Third, ambitious mitigation brings in the most adaptation benefits in the form of avoided loss and damage.  Under French leadership, the Agreement rightly linked adaptation and climate finance to the level of mitigation and temperature rise. So adaptation framing must include prevention of harm and ex-post payment for unavoidable loss and damage, at least through underwriting premiums for insuring the poor.

Fourth, even under neoliberal thinking, which the PA embodies, funding for adaptation can bring in both direct and indirect global benefits, such as R&D on improving drought and flood-resistant crops, control of climate-sensitive infectious diseases, vulnerability of over 100 trading partners, reduced dislocation and migration, reduced pressure for violent conflicts, avoiding threats to human and global security, etc. Such benefits may not be enjoyed equally by countries and citizens. So what?  The tax-funded national public goods do not benefit citizens equally, or some may not benefit at all. 

Fifth, to follow through these cerebral exercises, the PVCs must build stronger alliance with progressive groups and countries. France, for example, leads an initiative in the EU to levy a little on financial transactions, to be distributed as CF. Some other countries already contribute 0.7 percent of their national income as overseas aid. They will be willing to realise the long-agreed principles of CF - new and additional adequate and predictable funding.  This is exactly what is needed, to plug double counting of overseas aid also as CF. 
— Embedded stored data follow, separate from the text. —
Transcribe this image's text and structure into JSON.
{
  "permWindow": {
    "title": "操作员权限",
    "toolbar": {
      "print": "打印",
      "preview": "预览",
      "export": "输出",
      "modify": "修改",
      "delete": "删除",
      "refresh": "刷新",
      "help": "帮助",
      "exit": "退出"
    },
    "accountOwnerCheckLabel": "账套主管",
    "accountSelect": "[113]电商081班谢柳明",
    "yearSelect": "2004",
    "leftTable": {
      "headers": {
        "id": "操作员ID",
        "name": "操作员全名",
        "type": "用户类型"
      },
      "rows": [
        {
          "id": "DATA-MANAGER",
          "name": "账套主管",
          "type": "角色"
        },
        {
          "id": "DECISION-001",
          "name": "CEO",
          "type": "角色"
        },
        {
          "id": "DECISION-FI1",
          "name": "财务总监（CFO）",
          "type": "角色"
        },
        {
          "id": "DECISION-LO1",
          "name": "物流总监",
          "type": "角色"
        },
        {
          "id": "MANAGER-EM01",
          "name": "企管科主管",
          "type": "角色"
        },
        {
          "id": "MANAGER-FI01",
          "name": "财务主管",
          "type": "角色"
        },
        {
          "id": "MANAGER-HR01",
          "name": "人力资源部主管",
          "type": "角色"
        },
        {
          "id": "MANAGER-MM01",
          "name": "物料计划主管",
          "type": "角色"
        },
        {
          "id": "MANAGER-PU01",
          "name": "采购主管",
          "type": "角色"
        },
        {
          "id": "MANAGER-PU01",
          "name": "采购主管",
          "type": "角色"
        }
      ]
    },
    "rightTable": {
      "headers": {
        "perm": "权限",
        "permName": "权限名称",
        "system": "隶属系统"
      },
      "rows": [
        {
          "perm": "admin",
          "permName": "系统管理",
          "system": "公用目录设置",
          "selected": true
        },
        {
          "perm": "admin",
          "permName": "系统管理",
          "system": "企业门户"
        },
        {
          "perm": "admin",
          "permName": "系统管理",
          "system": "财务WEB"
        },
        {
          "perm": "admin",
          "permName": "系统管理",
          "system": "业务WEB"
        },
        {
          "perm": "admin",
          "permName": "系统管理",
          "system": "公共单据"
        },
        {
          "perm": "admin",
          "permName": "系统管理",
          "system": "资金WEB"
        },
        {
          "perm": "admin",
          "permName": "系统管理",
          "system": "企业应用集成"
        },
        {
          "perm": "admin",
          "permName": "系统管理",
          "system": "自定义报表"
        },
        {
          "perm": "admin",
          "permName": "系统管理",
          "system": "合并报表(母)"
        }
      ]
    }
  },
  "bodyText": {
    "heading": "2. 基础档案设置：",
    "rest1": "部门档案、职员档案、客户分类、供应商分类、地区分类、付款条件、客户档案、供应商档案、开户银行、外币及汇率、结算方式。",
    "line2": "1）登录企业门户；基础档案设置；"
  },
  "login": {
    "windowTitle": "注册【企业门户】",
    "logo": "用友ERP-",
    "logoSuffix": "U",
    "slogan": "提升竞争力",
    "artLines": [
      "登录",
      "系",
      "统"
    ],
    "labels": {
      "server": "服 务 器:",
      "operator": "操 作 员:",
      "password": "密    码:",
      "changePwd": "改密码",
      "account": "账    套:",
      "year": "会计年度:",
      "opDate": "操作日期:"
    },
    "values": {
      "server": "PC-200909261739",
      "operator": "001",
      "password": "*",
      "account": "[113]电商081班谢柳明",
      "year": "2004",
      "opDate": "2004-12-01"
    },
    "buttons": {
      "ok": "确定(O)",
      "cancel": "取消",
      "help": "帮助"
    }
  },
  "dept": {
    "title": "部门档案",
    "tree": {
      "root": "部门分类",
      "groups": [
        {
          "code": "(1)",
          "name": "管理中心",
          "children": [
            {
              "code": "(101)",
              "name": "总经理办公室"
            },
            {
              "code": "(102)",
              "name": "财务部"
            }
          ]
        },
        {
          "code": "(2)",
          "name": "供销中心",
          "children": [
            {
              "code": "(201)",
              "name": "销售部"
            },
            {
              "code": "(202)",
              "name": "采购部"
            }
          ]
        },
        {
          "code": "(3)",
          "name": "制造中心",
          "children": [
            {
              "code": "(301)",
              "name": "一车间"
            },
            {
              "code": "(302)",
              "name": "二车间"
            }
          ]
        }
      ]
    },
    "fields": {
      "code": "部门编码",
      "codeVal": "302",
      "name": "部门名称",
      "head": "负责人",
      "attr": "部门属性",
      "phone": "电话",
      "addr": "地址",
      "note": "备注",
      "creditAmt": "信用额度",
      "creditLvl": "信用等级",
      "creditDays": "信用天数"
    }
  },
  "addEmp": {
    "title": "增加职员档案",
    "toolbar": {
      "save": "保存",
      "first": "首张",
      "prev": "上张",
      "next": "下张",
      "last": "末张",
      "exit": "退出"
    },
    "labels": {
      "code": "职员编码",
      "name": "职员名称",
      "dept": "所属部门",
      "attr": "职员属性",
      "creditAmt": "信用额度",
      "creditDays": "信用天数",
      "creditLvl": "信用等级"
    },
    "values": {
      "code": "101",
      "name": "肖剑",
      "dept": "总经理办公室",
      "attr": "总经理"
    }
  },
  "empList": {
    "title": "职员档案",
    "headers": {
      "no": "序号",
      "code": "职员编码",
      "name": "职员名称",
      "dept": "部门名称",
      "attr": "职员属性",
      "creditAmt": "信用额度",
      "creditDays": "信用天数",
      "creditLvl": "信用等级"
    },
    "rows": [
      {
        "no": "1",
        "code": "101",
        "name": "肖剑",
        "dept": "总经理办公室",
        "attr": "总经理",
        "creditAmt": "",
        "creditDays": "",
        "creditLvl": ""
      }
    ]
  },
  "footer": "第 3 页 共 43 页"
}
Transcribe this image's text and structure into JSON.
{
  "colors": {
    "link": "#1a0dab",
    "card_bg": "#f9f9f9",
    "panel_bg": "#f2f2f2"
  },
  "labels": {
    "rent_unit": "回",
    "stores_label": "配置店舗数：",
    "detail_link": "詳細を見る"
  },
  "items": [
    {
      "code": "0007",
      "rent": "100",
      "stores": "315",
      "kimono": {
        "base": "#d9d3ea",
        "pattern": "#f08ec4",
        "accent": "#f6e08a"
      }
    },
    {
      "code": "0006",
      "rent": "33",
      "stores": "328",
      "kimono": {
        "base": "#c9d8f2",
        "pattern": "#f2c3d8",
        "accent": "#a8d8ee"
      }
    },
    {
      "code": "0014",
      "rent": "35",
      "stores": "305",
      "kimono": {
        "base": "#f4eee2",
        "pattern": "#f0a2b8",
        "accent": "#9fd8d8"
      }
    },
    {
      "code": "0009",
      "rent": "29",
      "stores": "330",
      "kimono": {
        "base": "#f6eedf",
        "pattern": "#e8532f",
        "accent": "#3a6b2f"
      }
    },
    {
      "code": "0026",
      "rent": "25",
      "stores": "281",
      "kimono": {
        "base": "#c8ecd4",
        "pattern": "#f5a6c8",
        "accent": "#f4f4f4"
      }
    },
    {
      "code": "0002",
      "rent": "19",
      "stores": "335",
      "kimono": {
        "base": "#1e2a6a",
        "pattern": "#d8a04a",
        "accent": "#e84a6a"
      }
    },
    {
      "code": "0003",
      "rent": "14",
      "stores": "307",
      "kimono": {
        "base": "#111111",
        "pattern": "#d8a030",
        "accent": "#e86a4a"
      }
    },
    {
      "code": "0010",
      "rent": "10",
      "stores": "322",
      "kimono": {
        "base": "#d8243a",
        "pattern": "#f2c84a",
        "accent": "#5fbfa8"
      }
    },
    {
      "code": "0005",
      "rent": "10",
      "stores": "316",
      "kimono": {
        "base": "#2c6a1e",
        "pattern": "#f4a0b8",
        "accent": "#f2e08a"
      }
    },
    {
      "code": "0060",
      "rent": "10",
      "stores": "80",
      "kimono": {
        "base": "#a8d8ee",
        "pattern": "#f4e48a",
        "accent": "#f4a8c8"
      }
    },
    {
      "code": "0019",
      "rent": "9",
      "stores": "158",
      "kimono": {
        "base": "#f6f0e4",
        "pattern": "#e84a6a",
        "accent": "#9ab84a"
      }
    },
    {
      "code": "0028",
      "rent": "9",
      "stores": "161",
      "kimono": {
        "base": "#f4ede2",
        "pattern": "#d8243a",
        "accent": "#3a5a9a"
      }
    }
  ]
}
Finally, basic human rights and no-harm rule are long regarded as sacrosanct in western countries. Obviously, holding on to centuries-old lens of Westphalia sovereignty and national interests cannot deal with emerging global public evils like atmospheric pollution; so a new type of what Igne Kaul calls `smart/pooled sovereignty' is warranted. Joseph Nye recently in a Washington Post piece cogently argues that while the US led in production of global public goods since World War II, now cooperation of other powerful states is needed, because power has become a positive-sum game for achieving global goals. LDCs must be louder in their voices to reach out to the major emitters, old and new, to solve the most diabolically complex global problem. We hope Bangladesh can play a leading role in showing the world how to adapt in the best possible way.

 

The writer is a Professor of NSU, Dhaka.